Rate-specific responses of prokaryotic diversity and structure to nitrogen deposition in the Leymus chinensis steppe

Serious nitrogen (N) deposition in terrestrial ecosystems causes soil acidification and changes the structure and function of the microbial community. However, it is unclear how these changes are dependent on N deposition rates, other factors induced by N (e.g., pH), and their interactions. In this study, we investigated the responses of soil prokaryotic community structure and stability after a 13-year N addition in the semi-arid Leymus chinensis steppe in Inner Mongolia, China. Our results demonstrated that the prokaryotic community structure changed at the low N addition rate of 1.75 g N m−2 yr−1; however, dramatic changes in microbial abundance, respiratory quotient, and prokaryotic diversity occurred at N addition rates of more than 5.25 g N m−2 yr−1 when the soil pH dropped below 6.0. The two patterns indicated the difference in driving forces for different microbial properties. The N-driven and pH-driven processes are likely the most important mechanisms determining the responses of bacterial community to N. Some copiotrophic/oligotrophic bacteria, e.g., Proteobacteria and Acidobacteria, changed their relative abundances with the N addition continuously even at a low rate, indicating that they were more sensitive to N directly.

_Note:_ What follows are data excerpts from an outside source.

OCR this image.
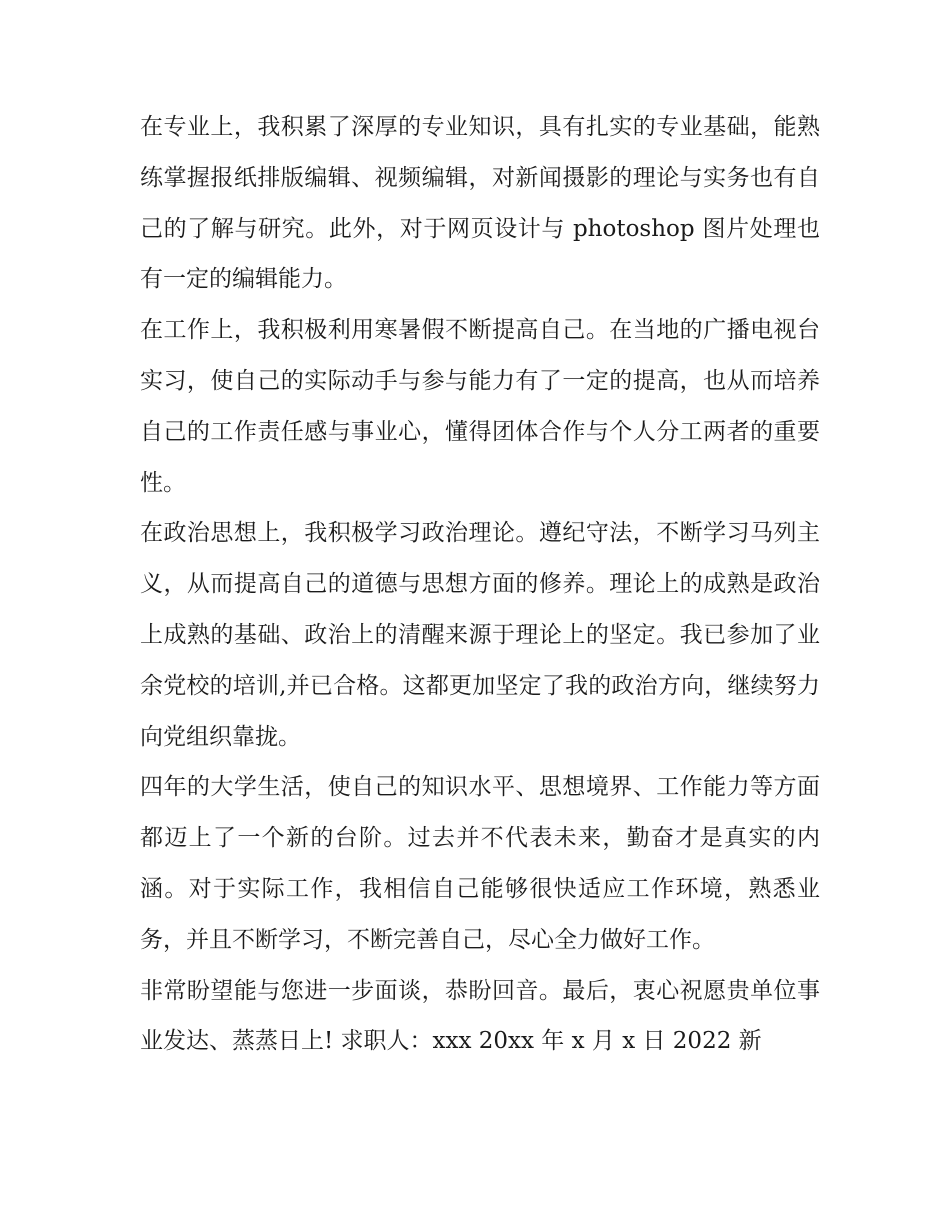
在专业上，我积累了深厚的专业知识，具有扎实的专业基础，能熟练掌握报纸排版编辑、视频编辑，对新闻摄影的理论与实务也有自己的了解与研究。此外，对于网页设计与 photoshop 图片处理也有一定的编辑能力。

在工作上，我积极利用寒暑假不断提高自己。在当地的广播电视台实习，使自己的实际动手与参与能力有了一定的提高，也从而培养自己的工作责任感与事业心，懂得团体合作与个人分工两者的重要性。

在政治思想上，我积极学习政治理论。遵纪守法，不断学习马列主义，从而提高自己的道德与思想方面的修养。理论上的成熟是政治上成熟的基础、政治上的清醒来源于理论上的坚定。我已参加了业余党校的培训,并已合格。这都更加坚定了我的政治方向，继续努力向党组织靠拢。

四年的大学生活，使自己的知识水平、思想境界、工作能力等方面都迈上了一个新的台阶。过去并不代表未来，勤奋才是真实的内涵。对于实际工作，我相信自己能够很快适应工作环境，熟悉业务，并且不断学习，不断完善自己，尽心全力做好工作。

非常盼望能与您进一步面谈，恭盼回音。最后，衷心祝愿贵单位事业发达、蒸蒸日上! 求职人：xxx 20xx 年 x 月 x 日 2022 新
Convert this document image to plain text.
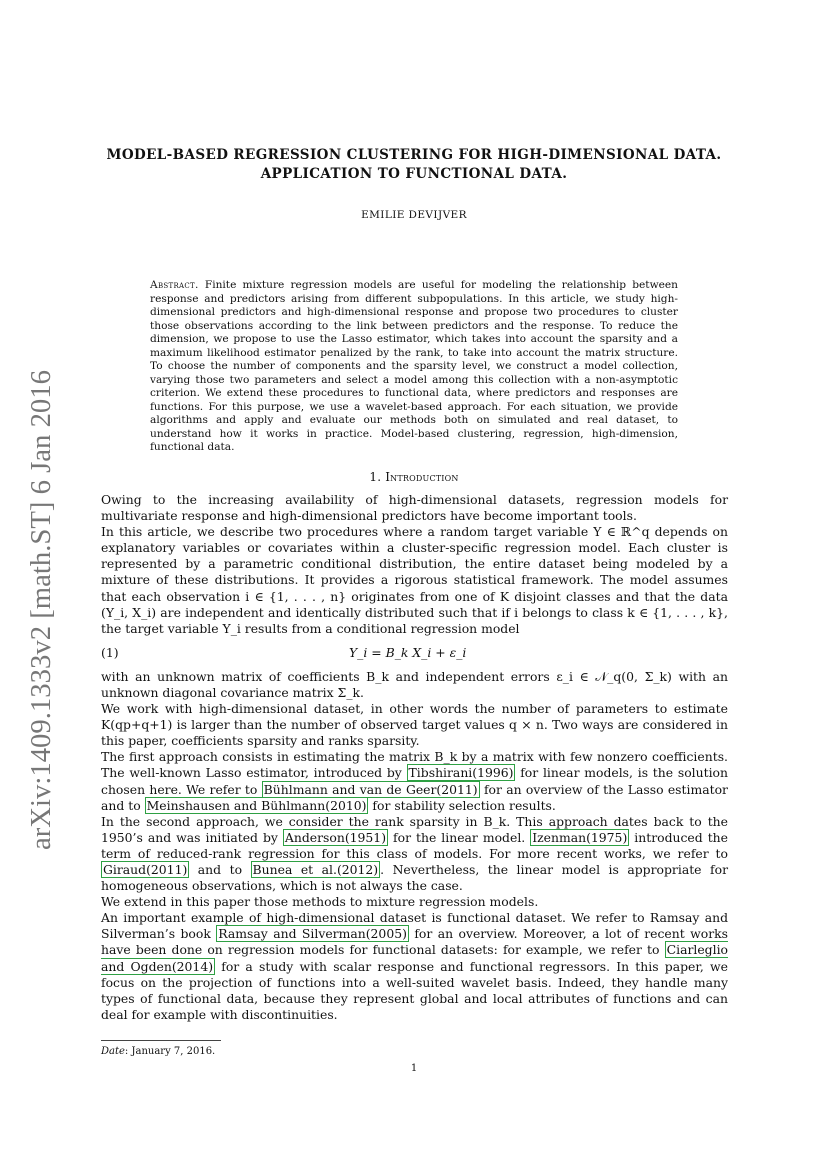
arXiv:1409.1333v2 [math.ST] 6 Jan 2016
MODEL-BASED REGRESSION CLUSTERING FOR HIGH-DIMENSIONAL DATA.
APPLICATION TO FUNCTIONAL DATA.
EMILIE DEVIJVER
Abstract. Finite mixture regression models are useful for modeling the relationship between response and predictors arising from different subpopulations. In this article, we study high-dimensional predictors and high-dimensional response and propose two procedures to cluster those observations according to the link between predictors and the response. To reduce the dimension, we propose to use the Lasso estimator, which takes into account the sparsity and a maximum likelihood estimator penalized by the rank, to take into account the matrix structure. To choose the number of components and the sparsity level, we construct a model collection, varying those two parameters and select a model among this collection with a non-asymptotic criterion. We extend these procedures to functional data, where predictors and responses are functions. For this purpose, we use a wavelet-based approach. For each situation, we provide algorithms and apply and evaluate our methods both on simulated and real dataset, to understand how it works in practice. Model-based clustering, regression, high-dimension, functional data.
1. Introduction

Owing to the increasing availability of high-dimensional datasets, regression models for multivariate response and high-dimensional predictors have become important tools.

In this article, we describe two procedures where a random target variable Y ∈ ℝ^q depends on explanatory variables or covariates within a cluster-specific regression model. Each cluster is represented by a parametric conditional distribution, the entire dataset being modeled by a mixture of these distributions. It provides a rigorous statistical framework. The model assumes that each observation i ∈ {1, . . . , n} originates from one of K disjoint classes and that the data (Y_i, X_i) are independent and identically distributed such that if i belongs to class k ∈ {1, . . . , k}, the target variable Y_i results from a conditional regression model

(1)	Y_i = B_k X_i + ε_i

with an unknown matrix of coefficients B_k and independent errors ε_i ∈ 𝒩_q(0, Σ_k) with an unknown diagonal covariance matrix Σ_k.

We work with high-dimensional dataset, in other words the number of parameters to estimate K(qp+q+1) is larger than the number of observed target values q × n. Two ways are considered in this paper, coefficients sparsity and ranks sparsity.

The first approach consists in estimating the matrix B_k by a matrix with few nonzero coefficients. The well-known Lasso estimator, introduced by Tibshirani(1996) for linear models, is the solution chosen here. We refer to Bühlmann and van de Geer(2011) for an overview of the Lasso estimator and to Meinshausen and Bühlmann(2010) for stability selection results.

In the second approach, we consider the rank sparsity in B_k. This approach dates back to the 1950’s and was initiated by Anderson(1951) for the linear model. Izenman(1975) introduced the term of reduced-rank regression for this class of models. For more recent works, we refer to Giraud(2011) and to Bunea et al.(2012) . Nevertheless, the linear model is appropriate for homogeneous observations, which is not always the case.

We extend in this paper those methods to mixture regression models.

An important example of high-dimensional dataset is functional dataset. We refer to Ramsay and Silverman’s book Ramsay and Silverman(2005) for an overview. Moreover, a lot of recent works have been done on regression models for functional datasets: for example, we refer to Ciarleglio and Ogden(2014) for a study with scalar response and functional regressors. In this paper, we focus on the projection of functions into a well-suited wavelet basis. Indeed, they handle many types of functional data, because they represent global and local attributes of functions and can deal for example with discontinuities.

Date: January 7, 2016.
1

Some bacterial groups significantly changed their relative abundance at a high N addition rate when pH dropped below 6.0, e.g., Verrucomicrobia and Armatimonadetes, indicating that they were more sensitive to pH below 6.0. N addition altered the prokaryotic community structure through enrichment of copiotrophic bacteria (species adjustment) at low N addition rates and through enrichment of nitrophilous taxa and significant loss of diversity at high N rates. The results also demonstrated that a high N addition diminished the stability of the prokaryotic community structure and activity through reduction in species diversity and bacterial interaction. Overall, this study supported the hypothesis that the responses of prokaryota to N were dependent on deposition rates, and N-driven and pH-driven processes were the important mechanisms to control the shift of the prokaryotic community.